Notas Litúrgicas A. A osmose do Sacramento e da Palavra
A nosso reflexão incidirá particularmente, como já se afirmou, sobre a Eucaristia, acto sacramental do Memorial da Páscoa. Iremos partir de uma reflexão sobre a natureza desta última, evitando entrar na questão, difícil também, das origens das duas partes da missa, questão que não podemos abordar nestas reflexões. Porque se é verdade que a Palavra de Deus se realiza no sacramento, também é verdade que o sacramento adquire o seu pleno sentido na Palavra.

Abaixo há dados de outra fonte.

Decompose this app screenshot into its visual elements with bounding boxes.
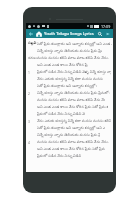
staticText: ఏదో ప్రేమ కబుర్లాడు అని అన్నారు కన్నుల్ల…: [37, 125, 105, 131]
staticText: నేను ఎదురు చూస్తన్న నిన్నే కదా మనసు మనసు…: [37, 76, 103, 82]
staticText: అని ఎంత ఎంత కాలం నేను కోరిన ప్రేమ ఏదో ప్…: [37, 62, 88, 68]
staticText: ఏదో ప్రేమ కబుర్లాడు అని అన్నారు కన్నుల్ల…: [37, 41, 112, 47]
staticText: మనసు మనసు కలిసి మాట మాట కలిపి నేను నేను …: [37, 55, 109, 61]
button[interactable]: Share: [105, 31, 111, 37]
button[interactable]: Search: [97, 31, 103, 37]
staticText: 3: [28, 119, 30, 123]
staticText: నిన్నే చూస్తు న్నాను తెలియదు మనసు ప్రేమ …: [37, 132, 100, 138]
button[interactable]: Back: [26, 29, 113, 38]
staticText: మనసు మనసు కలిసి మాట మాట కలిపి నేను నేను …: [37, 97, 105, 103]
staticText: అని ఎంత ఎంత కాలం నేను కోరిన ప్రేమ ఏదో ప్…: [37, 104, 108, 110]
staticText: పల్లవి: [28, 41, 37, 46]
staticText: మనసు మనసు కలిసి మాట మాట కలిపి నేను నేను …: [37, 139, 109, 145]
staticText: ప్రేమలో పడిన నేను నిన్ను విడిచి వెళ్ళ ని…: [37, 153, 81, 159]
staticText: నేను ఎదురు చూస్తన్న నిన్నే కదా మనసు మనసు…: [37, 118, 111, 124]
staticText: 1: [28, 70, 30, 74]
button[interactable]: Home: [36, 31, 42, 37]
staticText: నిన్నే చూస్తు న్నాను తెలియదు మనసు ప్రేమ …: [37, 90, 110, 96]
staticText: అని ఎంత ఎంత కాలం నేను కోరిన ప్రేమ ఏదో ప్…: [37, 146, 105, 152]
staticText: నిన్నే చూస్తు న్నాను తెలియదు మనసు ప్రేమ …: [37, 48, 102, 54]
staticText: 17:09: [101, 24, 111, 29]
button[interactable]: Back: [28, 31, 34, 37]
staticText: 4: [28, 140, 30, 144]
staticText: చరణం: [28, 56, 37, 60]
staticText: ప్రేమలో పడిన నేను నిన్ను విడిచి వెళ్ళ ని…: [37, 69, 111, 75]
staticText: Youth Telugu Songs Lyrics: [44, 31, 94, 36]
staticText: ప్రేమలో పడిన నేను నిన్ను విడిచి వెళ్ళ ని…: [37, 111, 85, 117]
staticText: ఏదో ప్రేమ కబుర్లాడు అని అన్నారు కన్నుల్ల…: [37, 83, 97, 89]
staticText: 2: [28, 91, 30, 95]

1. O acontecimento eucarístico
Que é, na realidade, o sacramento na sua última profundidade? Para o descobrir com clareza é necessário, de acordo com a teologia mais clássica, distinguir bem os dois níveis essenciais do que se designa globalmente com o termo “sacramento”. O primeiro destes niveis é o dos sinais e o dos ritos, a realidade exterior sobre a qual a Igreja tem um domínio completo e que ela deve tornar acessível aos homens, em nome de Jesus Cristo. Na linha de S.to Agostinho, a tradição medieval fala assim de sacramentum tantum, entendendo com isso não somente o rito na sua execução e na sua apresentação material, mas também um vasto conjunto de símbolos nos quais cristaliza. O outro nível é a res, o dos valores interiores gravados pelo Espírito no coração e na vida dos crentes. Ora bem, o sacramentum tantum, ou seja, o rito eclesial, não é mais que um meio de relação com a res. Esta depende essencialmente de Deus, mais precisamente do poder do Espírito do Senhor Jesus. É isto que quer afirmar a tradição tomista quando atribui ao sacramento uma causalidade de tipo instrumental. Porque quem diz instrumento estabelece necessariamente relação à causalidade superior que, em definitivo, é a responsável principal do efeito. Embora o sacramentum exerça uma actividade própria, imprimindo a sua marca sobre a obra comum – visto que “realiza o mesmo que significa”–, situa-se, integralmente, na dependência do Espírito que o utiliza para que se realize nos homens um acontecimento de salvação.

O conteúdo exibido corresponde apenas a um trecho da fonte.